Indignação com o espancamento e assassinato, por populares, de jovem acusado de estupro no Estado do Espírito Santo; e outro assunto.

Autor
Ana Rita (PT - Partido dos Trabalhadores/ES)
Nome completo: Ana Rita Esgario
Casa
Senado Federal
Tipo
Discurso
Resumo por assunto
SEGURANÇA PUBLICA. HOMENAGEM, IGREJA CATOLICA.:
  • Indignação com o espancamento e assassinato, por populares, de jovem acusado de estupro no Estado do Espírito Santo; e outro assunto.
Publicação
Publicação no DSF de 17/04/2014 - Página 225
Assunto
Outros > SEGURANÇA PUBLICA. HOMENAGEM, IGREJA CATOLICA.
Indexação
  • REPUDIO, FATO, ESPANCAMENTO, HOMICIDIO, VITIMA, ADOLESCENTE, ACUSAÇÃO, ESTUPRO, LOCAL, ESTADO DO ESPIRITO SANTO (ES), APREENSÃO, RELAÇÃO, AUMENTO, VIOLENCIA, COMENTARIO, NECESSIDADE, SENADOR, DEBATE, PROVIDENCIA.
  • COMENTARIO, CERIMONIA, IGREJA CATOLICA, RECONHECIMENTO, SACERDOTE, ORIGEM, BRASIL.

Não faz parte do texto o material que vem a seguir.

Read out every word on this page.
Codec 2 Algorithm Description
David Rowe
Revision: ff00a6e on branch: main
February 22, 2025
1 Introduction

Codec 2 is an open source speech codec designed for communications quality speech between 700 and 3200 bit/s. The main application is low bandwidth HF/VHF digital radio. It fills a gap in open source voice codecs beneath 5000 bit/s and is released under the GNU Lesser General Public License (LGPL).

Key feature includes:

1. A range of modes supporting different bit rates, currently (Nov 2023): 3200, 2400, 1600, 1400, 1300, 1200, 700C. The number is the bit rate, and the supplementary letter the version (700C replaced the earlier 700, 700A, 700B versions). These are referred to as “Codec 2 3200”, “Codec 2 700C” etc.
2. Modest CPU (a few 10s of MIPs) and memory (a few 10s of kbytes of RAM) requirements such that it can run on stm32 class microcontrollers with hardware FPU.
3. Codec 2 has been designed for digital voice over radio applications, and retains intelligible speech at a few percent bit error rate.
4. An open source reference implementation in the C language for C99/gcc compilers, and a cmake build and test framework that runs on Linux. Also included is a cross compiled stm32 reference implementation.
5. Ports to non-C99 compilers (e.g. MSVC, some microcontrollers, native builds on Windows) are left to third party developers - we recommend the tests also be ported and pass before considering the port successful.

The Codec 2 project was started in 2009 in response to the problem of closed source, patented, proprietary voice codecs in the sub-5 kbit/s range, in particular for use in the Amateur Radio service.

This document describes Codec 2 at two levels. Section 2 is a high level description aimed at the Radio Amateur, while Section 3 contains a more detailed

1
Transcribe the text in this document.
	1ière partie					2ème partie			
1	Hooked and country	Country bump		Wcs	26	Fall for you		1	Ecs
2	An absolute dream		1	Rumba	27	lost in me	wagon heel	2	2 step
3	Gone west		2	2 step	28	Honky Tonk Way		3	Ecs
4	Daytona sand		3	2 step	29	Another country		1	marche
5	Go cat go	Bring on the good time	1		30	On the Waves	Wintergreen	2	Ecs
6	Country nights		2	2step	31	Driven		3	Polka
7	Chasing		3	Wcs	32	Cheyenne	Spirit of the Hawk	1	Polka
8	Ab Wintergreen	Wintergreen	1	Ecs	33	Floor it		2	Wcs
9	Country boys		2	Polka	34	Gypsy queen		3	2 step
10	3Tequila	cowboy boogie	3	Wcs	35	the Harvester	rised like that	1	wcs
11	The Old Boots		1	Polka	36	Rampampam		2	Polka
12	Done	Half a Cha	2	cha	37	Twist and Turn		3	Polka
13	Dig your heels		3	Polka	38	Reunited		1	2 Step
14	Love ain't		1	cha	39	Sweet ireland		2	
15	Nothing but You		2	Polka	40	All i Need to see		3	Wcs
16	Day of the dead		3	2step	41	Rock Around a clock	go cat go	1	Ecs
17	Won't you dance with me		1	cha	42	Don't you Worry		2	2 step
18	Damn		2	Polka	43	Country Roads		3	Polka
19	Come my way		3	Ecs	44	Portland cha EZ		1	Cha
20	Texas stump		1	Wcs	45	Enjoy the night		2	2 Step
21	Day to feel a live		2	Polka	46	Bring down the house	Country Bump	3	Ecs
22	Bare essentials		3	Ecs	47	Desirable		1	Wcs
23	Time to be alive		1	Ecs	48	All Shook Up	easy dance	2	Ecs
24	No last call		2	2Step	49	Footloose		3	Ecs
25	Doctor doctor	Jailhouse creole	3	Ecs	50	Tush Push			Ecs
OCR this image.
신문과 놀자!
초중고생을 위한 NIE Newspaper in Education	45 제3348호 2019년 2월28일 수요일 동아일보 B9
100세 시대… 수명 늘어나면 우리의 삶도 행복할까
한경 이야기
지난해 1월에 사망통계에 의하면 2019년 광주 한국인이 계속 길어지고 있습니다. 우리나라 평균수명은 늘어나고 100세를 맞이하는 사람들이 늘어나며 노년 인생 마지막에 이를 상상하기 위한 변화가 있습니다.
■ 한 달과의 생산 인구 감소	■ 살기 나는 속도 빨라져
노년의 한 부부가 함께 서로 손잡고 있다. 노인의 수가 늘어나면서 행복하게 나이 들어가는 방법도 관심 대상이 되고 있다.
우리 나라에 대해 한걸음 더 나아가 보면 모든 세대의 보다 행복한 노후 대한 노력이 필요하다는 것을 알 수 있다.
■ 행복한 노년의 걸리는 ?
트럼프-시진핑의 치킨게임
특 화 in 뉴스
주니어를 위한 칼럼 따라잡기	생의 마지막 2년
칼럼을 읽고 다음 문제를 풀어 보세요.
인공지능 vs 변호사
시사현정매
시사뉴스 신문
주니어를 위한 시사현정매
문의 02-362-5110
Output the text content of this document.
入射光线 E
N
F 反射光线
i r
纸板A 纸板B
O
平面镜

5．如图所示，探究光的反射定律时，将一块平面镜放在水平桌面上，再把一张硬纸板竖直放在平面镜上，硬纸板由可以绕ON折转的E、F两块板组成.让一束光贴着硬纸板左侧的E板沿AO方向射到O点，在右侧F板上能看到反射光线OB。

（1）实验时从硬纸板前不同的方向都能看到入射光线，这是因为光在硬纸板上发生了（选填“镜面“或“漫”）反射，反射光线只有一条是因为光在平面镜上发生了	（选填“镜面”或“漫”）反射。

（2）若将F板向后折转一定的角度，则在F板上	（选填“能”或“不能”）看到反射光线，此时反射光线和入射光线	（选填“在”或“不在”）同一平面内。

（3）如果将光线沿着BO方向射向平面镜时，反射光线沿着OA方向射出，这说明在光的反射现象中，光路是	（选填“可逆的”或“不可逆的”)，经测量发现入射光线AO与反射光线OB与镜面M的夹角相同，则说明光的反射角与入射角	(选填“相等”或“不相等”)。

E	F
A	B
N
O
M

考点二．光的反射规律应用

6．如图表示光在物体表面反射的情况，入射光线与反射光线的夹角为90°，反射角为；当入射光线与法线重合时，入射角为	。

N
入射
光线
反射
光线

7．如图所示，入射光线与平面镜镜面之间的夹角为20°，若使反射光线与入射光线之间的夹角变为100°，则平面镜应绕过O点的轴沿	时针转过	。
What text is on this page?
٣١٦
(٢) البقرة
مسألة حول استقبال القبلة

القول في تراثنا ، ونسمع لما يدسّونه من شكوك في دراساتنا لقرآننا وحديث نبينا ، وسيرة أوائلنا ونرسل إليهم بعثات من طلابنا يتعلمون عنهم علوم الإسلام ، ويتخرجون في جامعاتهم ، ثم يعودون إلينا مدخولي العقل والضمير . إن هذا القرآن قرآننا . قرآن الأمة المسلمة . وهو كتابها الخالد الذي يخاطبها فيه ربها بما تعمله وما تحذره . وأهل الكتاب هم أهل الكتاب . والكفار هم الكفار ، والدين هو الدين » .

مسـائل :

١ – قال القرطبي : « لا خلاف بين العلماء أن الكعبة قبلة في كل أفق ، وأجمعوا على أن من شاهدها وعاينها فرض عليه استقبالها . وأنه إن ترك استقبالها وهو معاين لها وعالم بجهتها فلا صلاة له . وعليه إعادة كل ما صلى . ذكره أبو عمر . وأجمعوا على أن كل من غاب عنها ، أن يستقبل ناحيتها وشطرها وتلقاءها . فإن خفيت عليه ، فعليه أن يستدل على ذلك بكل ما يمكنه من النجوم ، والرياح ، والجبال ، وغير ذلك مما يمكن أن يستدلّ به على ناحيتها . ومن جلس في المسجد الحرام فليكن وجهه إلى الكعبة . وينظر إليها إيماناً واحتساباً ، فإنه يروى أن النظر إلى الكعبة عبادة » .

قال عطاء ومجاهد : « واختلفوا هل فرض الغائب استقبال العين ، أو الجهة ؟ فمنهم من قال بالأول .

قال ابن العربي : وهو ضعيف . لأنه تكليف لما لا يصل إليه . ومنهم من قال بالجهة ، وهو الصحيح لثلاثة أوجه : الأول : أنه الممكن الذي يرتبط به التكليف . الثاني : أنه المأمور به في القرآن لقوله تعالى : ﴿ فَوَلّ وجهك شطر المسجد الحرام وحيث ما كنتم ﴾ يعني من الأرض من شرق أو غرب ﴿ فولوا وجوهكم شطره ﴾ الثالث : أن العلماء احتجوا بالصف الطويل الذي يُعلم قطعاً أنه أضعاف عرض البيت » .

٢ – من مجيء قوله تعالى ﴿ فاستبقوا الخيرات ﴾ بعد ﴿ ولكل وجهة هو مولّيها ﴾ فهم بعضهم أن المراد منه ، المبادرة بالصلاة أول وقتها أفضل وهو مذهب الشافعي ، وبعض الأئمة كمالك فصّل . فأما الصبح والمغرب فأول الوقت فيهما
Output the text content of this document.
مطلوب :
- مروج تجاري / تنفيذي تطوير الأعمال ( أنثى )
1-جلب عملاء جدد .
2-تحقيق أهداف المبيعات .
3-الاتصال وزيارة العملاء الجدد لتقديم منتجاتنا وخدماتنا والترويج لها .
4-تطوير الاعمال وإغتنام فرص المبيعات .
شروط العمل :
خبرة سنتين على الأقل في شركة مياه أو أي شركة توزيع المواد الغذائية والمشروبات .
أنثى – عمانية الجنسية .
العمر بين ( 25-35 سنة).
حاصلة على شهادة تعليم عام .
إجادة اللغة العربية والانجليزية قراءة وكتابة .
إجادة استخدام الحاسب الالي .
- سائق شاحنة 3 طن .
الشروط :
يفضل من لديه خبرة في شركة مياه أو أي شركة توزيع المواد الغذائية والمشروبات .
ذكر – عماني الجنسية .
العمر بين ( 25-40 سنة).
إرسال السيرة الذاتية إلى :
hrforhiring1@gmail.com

            A SRª ANA RITA (Bloco Apoio Governo/PT - ES. Pronuncia o seguinte discurso. Sem revisão da oradora.) - Sr. Presidente, Srs. Senadores aqui presentes, Srªs Senadoras, ouvintes da Rádio Senado, telespectadores da TV Senado, com cenas de horror ainda em mente e com sentimento de grande pesar, subo à tribuna desta Casa hoje para contar a história de Alailton Ferreira, um menino de 17 anos que trabalhava como flanelinha no bairro Vista da Serra II, no Município de Serra, do meu Estado, o Espírito Santo.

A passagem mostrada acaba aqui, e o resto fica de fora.